Kamis, 21 Maret 2019 | Selamat Datang di Website Kesbangpol...
 
 

Pansus Sebut 5 Isu Krusial di RUU Pemilu Belum Diputuskan

  • Ketua Panitia Khusus (Pansus) RUU Pemilu Muhammad Lukman Edy mengatakan bahwa pihaknya sudah hampir selesai membahas RUU Pemilu. Lukman mengatakan tim sinkornisasi sudah menyelesaikan pembahasan ribuan DIM dan ratusan pasal dalam RUU Pemilu.

    “Dari situ, masih menyisahkan beberapa pasal yang nanti diputuskan di Pansus RUU Pemilu. Ada 5 isu yang masih di-pending atau belum mencapai kata sepakat,” ujar Lukman dalam diskusi Populi Center dan Smart FM Network yang bertajuk “Merancang Pemilu Plus+Plus” di Gado-Gado Boplo, Menteng, Jakarta Pusat, Sabtu (3/6).

    Selain Lukman, hadir juga anggota Pansus RUU Pemilu Achmad Baidowi, Komisioner KPU 2013-2017 Ferry Kurnia Rizkiansyah dan Peneliti Perludem Fadli Ramadhanil.

    Salah satu isu yang dipending, kata Lukman, adalah ambang batas parlemen atau Parliamentary Threshold. Sebagian fraksi, kata dia, mengingingkan PT sebesar 4 persen, sebagai jalan tengah dari usulan 3,5 persen dan 5 persen.

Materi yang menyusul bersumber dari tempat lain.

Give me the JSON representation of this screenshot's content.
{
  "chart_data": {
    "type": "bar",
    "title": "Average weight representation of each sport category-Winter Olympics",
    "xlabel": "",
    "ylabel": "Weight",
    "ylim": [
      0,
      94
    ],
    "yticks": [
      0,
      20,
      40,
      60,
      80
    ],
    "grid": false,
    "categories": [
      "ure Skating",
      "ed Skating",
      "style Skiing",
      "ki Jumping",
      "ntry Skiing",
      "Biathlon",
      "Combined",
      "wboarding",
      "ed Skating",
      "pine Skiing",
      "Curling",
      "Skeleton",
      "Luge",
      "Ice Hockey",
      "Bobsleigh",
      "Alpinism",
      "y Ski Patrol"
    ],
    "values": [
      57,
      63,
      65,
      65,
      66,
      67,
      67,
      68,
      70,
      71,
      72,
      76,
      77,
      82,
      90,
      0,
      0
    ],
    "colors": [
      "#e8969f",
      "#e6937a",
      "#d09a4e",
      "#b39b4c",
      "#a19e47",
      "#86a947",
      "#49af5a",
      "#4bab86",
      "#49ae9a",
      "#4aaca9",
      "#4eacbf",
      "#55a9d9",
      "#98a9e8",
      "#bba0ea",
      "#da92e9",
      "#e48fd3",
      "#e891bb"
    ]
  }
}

    “Isu kedua adalah Presidential Threshold, antara tanpa Pres-T dan 20 persen kursi DPR atau 25 persen dari suara sah secara nasional. Perdebatan antara Pres-T dinilai inkonstitusional dan Pres-T menjadi open legal policy,” ungkap dia.

    Isu krusial ketiga adalah sistem pemilu. Menurut Lukman, opsinya ada tiga, yakni sistem proporsional terbuka, proporsional terbuka terbatas dan sistem tertutup. Dalam perjalanannya, kata dia, tidak ada lagi fraksi yang mengusulkan sistem tertutup, sehingga mengerucut pada dua opsi yakni sistem proporsional terbuka dan proporsional terbuka terbatas.

    “Isu krusial keempat adalah alokasi kursi per dapil. Yang menjadi polemik adalah apakah tetap 3-10 atau diturunkan menjadi 3-6 kursi per dapil untuk DPR. Sementara terakhir adalah soal konversi suara, apakah mengunakan metode penghitungan kuota Hare atau Divisor Sainte League,” pungkas dia.

    Lebih lanjut, Politisi PKB ini mengatakan tim perumus telah menyediakan naskah untuk setiap opsi yang belum diputuskan atau masih diperdebatkan. Dengan demikian, kata dia, ketika Pansus memutuskan salah satu opsi, maka naskahnya tinggal diambil dan sudah jadi.

    “Jadi, dalam waktu dekat RUU Pemilu sudah bisa jadi UU. Sekarang hanya tunggu keputusan Pansus untuk isu-isu krusial yang dijelaskan tadi. Semua naskahnya sudah siap,” tandas dia.